DMARC-Filter: OpenDMARC Filter v1.3.1 smtp.codeaurora.org D30D6616FB
From: Joonwoo Park <joonwoop@codeaurora.org>
To: Peter Zijlstra <peterz@infradead.org>
Cc: Joonwoo Park <joonwoop@codeaurora.org>, Ingo Molnar <mingo@redhat.com>,
        Thomas Gleixner <tglx@linutronix.de>, linux-kernel@vger.kernel.org
Subject: [PATCH 2/2] sched/fair: avoid unnecessary hrtick rearm when it's possible
Date: Tue, 18 Oct 2016 18:41:19 -0700
Message-Id: <1476841279-21958-2-git-send-email-joonwoop@codeaurora.org>
In-Reply-To: <1476841279-21958-1-git-send-email-joonwoop@codeaurora.org>
References: <1476841279-21958-1-git-send-email-joonwoop@codeaurora.org>
Sender: linux-kernel-owner@vger.kernel.org
Content-Length: 3992
Lines: 134

At present, scheduler rearms hrtick always when the nr_running is low
enough to matter.  We can also skip rearming of hrtick when newly
enqueued or dequeued task is on a different cgroup than current task's
because as long as enqueue/dequeue didn't change nr_running of current
task's cfs_rq, current task's slice won't change.

Find the top most ancestor cfs_rq whose cfs_rq has changed since
enqueue/dequeue and rearm hrtick only when current task is under the
cfs_rq.

A modified hackbench which creates sender and receiver groups on a
separate parent and child cgroup showed 13% of hrtick rearm reduction
with this optimization whereas there was no measurable throughput
degradation when both sender and receiver groups are in the same cgroup.

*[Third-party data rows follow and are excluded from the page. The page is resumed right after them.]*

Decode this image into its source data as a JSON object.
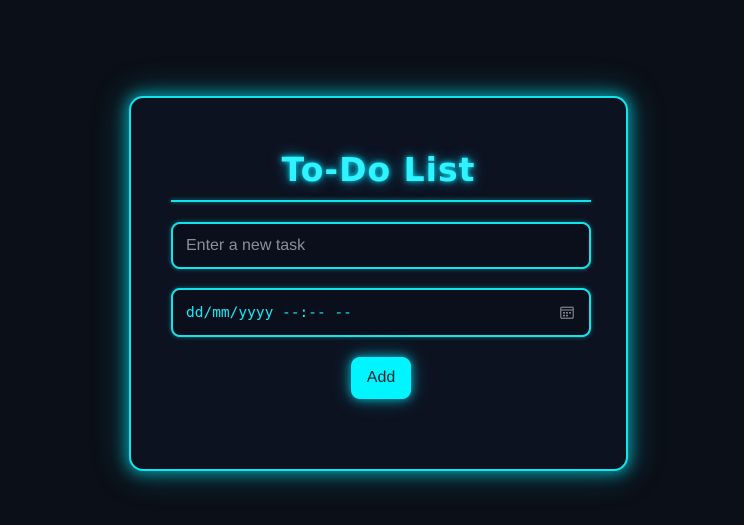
{
  "app": {
    "title": "To-Do List"
  },
  "form": {
    "task_placeholder": "Enter a new task",
    "task_value": "",
    "datetime_display": "dd/mm/yyyy --:-- --",
    "add_label": "Add"
  },
  "icons": {
    "datetime_picker": "calendar-icon"
  },
  "colors": {
    "accent": "#00f5ff",
    "border": "#12e4ec",
    "background": "#0b0f17",
    "card": "#0d1220"
  }
}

Cc: Ingo Molnar <mingo@redhat.com> 
Cc: Peter Zijlstra <peterz@infradead.org>
Cc: Thomas Gleixner <tglx@linutronix.de>
Cc: linux-kernel@vger.kernel.org
Signed-off-by: Joonwoo Park <joonwoop@codeaurora.org>
---
 kernel/sched/fair.c | 67 +++++++++++++++++++++++++++++++++++++++++++++++------
 1 file changed, 60 insertions(+), 7 deletions(-)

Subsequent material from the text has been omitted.